La différence de dimensions entre eux est mise en jeu. On croit en vie la vielle dame dans un fauteuil roulant, on partage sa détresse quand la télé soudainement ne marche plus et que son chat disparait. Mais, en même temps, la scène de persuasion du grand pompier (Isabelle) d’un côté et de doutes de la minuscule jeune femme qui doit sauter du dernier étage à son manteau de l’autre provoque un rire jusqu’aux larmes. Et quel mélange savoureux de poésie et d’humour on reçoit à la fin, quand le pompier avec la mine de Gigi et avec ses vêtements sous son manteau donne un baiser à Gigi-marionnette.

La poésie de geste et de regard a également  conquis le cœur de spectateur dans Entre serre et jardin de « Atelier Lefeuvre et André ». On est dans le monde d’En attendant Godot : deux personnages qui n’ont rien en commun au premier regard, mais qui ont besoin l’un de l’autre jusqu’à une dépendance réciproque absurde. Les deux jardiniers, le paresseux et le laborieux, vivent ensemble leur quotidien. Le laborieux travaille, le paresseux attend que son confrère lui ouvre une bouteille de bière, le premier fait une série d’exercices aléthiques avec la charrette, le deuxième l’accompagne en musique. Quand l’heure de la pause déjeuner arrive le paresseux ne veut pas partager avec son ami et même s’il fait tout pour éloigner l’assiette du radin, il finit par l’aider à grimper sur la serre pour continuer le repas.

Didier André et Jean Paul Lefeuvre ont écrit l’histoire de leurs personnages avec l’inventaire de jardinage.
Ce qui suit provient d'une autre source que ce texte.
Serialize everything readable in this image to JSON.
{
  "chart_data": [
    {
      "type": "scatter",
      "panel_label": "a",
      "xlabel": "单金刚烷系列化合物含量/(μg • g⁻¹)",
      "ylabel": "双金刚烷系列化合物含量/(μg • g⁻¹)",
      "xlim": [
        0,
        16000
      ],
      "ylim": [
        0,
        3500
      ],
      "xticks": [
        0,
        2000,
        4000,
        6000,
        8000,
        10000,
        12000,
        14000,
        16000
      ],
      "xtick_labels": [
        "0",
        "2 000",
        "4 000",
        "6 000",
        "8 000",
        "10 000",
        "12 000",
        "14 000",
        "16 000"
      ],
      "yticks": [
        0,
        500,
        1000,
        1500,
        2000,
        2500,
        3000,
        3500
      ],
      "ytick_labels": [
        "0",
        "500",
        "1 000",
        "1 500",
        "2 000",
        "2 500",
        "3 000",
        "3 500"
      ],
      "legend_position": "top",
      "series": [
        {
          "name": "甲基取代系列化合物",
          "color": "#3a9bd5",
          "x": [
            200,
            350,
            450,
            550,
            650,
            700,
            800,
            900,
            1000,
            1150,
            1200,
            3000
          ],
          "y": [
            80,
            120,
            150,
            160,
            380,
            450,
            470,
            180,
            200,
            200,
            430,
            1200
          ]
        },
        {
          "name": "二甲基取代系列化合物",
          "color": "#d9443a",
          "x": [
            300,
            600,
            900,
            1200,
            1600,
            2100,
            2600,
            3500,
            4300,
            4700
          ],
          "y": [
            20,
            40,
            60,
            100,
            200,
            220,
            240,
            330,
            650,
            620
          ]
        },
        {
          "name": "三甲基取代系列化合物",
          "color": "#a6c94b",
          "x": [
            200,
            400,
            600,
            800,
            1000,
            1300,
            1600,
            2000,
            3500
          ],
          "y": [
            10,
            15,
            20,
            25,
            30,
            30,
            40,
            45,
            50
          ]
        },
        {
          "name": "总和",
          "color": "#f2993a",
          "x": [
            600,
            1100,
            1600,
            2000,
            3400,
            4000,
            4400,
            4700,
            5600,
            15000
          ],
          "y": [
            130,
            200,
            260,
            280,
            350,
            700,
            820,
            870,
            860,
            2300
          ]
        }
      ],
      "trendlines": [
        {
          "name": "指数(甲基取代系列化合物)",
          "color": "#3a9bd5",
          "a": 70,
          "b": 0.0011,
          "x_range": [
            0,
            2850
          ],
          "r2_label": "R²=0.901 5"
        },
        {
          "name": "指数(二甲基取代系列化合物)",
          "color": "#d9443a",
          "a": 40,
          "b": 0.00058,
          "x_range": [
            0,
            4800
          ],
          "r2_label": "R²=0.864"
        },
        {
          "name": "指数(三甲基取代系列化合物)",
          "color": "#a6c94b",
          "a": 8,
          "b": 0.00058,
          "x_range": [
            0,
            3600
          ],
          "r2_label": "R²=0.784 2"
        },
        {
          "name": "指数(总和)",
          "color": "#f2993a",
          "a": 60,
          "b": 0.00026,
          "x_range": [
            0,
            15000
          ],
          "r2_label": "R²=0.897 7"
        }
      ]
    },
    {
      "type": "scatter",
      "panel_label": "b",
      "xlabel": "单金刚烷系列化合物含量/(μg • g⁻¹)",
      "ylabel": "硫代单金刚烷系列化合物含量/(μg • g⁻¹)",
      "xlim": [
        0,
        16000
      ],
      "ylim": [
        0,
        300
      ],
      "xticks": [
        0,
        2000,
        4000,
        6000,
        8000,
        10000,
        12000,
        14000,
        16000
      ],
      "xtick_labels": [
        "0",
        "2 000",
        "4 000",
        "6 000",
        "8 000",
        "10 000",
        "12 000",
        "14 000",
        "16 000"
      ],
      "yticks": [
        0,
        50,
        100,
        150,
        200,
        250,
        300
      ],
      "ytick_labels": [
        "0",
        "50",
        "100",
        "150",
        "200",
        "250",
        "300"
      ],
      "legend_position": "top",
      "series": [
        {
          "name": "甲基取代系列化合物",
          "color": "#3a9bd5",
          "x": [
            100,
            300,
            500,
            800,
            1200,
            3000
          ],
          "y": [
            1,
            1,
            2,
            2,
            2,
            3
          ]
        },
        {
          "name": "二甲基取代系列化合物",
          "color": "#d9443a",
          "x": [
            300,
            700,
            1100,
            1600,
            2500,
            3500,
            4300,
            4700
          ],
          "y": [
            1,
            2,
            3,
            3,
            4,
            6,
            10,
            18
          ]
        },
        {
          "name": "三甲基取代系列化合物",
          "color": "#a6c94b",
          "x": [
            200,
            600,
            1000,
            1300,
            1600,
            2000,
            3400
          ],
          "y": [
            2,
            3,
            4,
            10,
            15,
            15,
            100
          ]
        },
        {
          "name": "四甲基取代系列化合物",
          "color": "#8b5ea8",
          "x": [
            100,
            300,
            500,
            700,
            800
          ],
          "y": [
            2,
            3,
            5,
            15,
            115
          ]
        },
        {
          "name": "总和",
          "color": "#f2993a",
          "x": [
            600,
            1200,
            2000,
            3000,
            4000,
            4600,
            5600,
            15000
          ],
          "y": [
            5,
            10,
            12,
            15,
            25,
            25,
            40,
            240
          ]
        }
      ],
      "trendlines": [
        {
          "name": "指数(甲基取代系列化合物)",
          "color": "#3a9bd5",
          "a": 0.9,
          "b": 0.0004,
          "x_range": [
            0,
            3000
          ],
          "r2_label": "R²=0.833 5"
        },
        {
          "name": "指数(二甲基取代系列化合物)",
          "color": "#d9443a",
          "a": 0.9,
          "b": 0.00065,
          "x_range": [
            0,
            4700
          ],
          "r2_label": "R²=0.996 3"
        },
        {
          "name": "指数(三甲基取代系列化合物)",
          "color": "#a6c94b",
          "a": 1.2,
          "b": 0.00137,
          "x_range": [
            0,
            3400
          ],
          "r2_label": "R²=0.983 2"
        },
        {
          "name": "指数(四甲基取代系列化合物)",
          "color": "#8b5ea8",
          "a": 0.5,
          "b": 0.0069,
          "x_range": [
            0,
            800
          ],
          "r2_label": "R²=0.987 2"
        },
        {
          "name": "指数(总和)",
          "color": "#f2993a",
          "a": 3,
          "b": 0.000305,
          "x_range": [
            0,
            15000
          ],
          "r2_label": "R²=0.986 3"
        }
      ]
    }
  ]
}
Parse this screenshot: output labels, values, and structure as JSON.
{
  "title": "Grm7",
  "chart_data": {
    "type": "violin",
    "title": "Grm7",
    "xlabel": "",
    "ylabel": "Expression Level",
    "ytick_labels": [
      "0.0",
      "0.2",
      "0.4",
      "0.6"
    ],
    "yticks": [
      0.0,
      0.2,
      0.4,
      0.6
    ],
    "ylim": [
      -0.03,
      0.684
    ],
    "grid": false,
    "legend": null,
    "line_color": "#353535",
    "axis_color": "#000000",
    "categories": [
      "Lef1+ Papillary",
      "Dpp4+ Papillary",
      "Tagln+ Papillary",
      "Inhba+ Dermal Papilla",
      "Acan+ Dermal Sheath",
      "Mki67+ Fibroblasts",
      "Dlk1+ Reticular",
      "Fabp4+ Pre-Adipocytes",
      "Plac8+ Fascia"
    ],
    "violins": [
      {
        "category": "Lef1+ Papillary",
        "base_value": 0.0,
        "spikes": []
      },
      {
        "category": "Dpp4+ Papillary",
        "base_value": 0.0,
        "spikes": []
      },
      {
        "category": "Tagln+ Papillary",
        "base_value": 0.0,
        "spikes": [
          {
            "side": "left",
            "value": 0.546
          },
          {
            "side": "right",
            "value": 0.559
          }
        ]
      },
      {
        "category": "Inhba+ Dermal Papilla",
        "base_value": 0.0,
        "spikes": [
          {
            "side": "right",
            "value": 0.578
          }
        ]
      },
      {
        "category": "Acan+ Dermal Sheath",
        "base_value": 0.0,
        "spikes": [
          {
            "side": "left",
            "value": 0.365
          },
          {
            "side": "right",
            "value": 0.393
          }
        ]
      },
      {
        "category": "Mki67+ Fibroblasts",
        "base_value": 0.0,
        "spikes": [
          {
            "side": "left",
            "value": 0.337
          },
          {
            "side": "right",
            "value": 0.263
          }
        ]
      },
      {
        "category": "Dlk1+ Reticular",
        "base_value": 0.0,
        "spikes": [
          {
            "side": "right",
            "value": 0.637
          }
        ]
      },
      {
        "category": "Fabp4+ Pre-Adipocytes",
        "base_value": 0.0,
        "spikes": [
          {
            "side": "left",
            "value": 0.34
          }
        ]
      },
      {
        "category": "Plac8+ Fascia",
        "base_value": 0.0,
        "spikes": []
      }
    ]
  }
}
Les tuyaux, la charrette, la fourche et la serre vivent un nombre infini de métamorphoses et entrent en dialogue avec les corps des interprètes. Le spectacle se trouve au carrefour du cirque, du théâtre, de la poésie et de la philosophie : du monde de cirque on a le jonglage et l’acrobatie, la mise en scène des regards transforme l’événement en théâtre, les fleurs plantées vers la fin apportent l’esprit de la poésie, et le rythme méditatif plonge le spectateur dans l’humeur philosophique.

Quand le spectacle se termine, on se lève de la pelouse, amusé, perturbé, épuisé par une heure de rire, la magie est toujours là, les lapins nous regardent de leur hauteur. Aucune menace ne vient d’eux, leurs corps sont doux et blancs, et quand la nuit tombe, ils illuminent l’espace autour d’eux, émerveillant les passants, rappelant aux petits et grands que le parc sportif Montcalm c’est aussi de la poésie en plein air.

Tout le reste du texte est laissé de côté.